Re: Installing and running OpenVPN @ boot - PrivateInternetA
My mate who is a wiz with linux solved my boot problem for me, he used the script:
#!/bin/sh
# A sample OpenVPN startup script # for Linux.
# openvpn config file directory dir=/etc/openvpn
#Run the above, with less waffle in the comment. openvpn --cd $dir --daemon --config Japan.ovpn
for startvpn.sh (with Japan.ovpn being my choice of server). Boots up with the VPN tunnel in place every time now. OP was a great help getting me most of the way there, this might help some people who cant quite get it to work like I did
Re: Installing and running OpenVPN @ boot - PrivateInternetA
arpanj2, I had read that some version of crontab dont accept @reboot - possibly this got disabled with an update or something. I think also what was happening is the script to run the config was firing before openvpn started. Regardless thanks for your help it definitely put me down the right path. Now I just need to get Couchpotato working and all will be good with my NAS box - if you have any ideas on this I would love to hear them, PM me.

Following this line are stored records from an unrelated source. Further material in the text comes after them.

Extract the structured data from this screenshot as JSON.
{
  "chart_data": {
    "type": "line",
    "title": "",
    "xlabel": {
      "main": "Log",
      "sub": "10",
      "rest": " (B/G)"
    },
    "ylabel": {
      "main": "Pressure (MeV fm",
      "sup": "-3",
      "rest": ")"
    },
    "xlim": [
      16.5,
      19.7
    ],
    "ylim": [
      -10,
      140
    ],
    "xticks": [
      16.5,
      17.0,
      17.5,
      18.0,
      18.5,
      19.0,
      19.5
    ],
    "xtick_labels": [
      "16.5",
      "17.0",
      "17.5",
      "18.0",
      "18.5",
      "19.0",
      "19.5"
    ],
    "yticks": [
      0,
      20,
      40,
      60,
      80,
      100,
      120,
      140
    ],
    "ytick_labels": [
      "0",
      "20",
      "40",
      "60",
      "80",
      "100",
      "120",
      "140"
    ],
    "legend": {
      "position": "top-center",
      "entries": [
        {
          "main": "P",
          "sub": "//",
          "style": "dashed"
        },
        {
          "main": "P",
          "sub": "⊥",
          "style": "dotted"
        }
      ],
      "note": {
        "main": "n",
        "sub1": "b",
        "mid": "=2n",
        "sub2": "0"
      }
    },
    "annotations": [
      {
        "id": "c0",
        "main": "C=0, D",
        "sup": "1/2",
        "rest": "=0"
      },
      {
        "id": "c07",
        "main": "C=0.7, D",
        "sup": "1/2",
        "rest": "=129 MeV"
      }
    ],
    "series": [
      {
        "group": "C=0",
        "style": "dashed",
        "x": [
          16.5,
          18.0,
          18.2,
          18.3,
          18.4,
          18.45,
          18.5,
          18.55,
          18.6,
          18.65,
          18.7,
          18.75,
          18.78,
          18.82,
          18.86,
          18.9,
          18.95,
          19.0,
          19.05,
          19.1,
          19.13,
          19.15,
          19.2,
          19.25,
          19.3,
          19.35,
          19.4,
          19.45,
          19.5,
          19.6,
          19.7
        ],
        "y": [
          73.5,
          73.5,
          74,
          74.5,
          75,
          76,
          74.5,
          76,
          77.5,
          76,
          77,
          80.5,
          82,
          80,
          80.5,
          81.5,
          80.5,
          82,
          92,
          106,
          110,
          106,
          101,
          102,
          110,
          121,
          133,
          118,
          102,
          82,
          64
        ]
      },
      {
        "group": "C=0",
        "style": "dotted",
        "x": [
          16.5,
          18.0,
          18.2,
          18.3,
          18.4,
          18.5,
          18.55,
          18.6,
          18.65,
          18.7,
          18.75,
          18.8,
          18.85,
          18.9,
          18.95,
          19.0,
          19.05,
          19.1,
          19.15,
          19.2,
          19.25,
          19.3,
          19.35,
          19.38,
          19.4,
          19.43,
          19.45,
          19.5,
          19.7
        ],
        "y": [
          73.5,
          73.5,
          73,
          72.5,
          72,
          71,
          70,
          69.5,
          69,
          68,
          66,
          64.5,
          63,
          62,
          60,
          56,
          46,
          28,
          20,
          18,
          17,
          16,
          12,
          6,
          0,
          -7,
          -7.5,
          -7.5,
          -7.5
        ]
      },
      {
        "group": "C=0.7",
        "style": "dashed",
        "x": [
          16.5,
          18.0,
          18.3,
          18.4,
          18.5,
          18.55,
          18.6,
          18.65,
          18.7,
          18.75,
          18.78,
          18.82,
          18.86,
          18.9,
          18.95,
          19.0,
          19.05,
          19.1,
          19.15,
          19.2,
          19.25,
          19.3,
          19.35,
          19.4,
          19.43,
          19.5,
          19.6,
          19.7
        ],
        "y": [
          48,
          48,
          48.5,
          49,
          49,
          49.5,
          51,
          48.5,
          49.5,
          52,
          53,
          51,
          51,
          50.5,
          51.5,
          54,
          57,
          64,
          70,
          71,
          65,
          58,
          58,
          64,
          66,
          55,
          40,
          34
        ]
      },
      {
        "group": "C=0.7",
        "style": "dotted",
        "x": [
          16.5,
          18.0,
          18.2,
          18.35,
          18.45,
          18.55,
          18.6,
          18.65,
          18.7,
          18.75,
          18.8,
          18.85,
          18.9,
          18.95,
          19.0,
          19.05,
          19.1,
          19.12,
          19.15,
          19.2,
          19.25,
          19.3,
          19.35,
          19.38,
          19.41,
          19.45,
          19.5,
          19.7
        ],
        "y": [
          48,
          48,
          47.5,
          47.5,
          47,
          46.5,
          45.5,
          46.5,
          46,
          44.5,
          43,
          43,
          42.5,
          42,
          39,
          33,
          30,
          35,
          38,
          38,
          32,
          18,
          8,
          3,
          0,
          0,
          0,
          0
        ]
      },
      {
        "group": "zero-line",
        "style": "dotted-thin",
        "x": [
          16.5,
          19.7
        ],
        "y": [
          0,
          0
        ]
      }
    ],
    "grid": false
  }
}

My mate who is a linux whiz says you might use crontab to run a script every few hours to check that the tunnel is up, and if not restart the tunnel.
Re: Installing and running OpenVPN @ boot - PrivateInternetA
Yeah - i couldnt figure out on how to get CouchPotato and/or Sickbeard started as i am not on the default config of Raid. I am using the full 8GB as 2 drives - hence the problem.
Netgear/Readynas apps tend to break when you are not in the default mode. I will try getting them to work but your mate could be able to help too 😄
As for the script - its a good backup to have but haven't seen OpenVPN breakin on me once connected.
Re: Installing and running OpenVPN @ boot - PrivateInternetA
I can't imagine how raid level could affect couch potato and/or sickbeard. If you've completely taken over formatting your own partition layout or something then maybe front view is totally broken, but raid level is pretty darn transparent to applications on the system. Could you elaborate on what problem you encountered?
Re: Installing and running OpenVPN @ boot - PrivateInternetA
I believe I got it working. Below is my ifconfig. I rebooted the RN and tun0 is still there, so I guess my startvpn.sh script works. Now how do I stop it?
Also, my port fowarding no longer work. Do I need to stop openvpn before I can access my device remotely for things like ftp and stuff?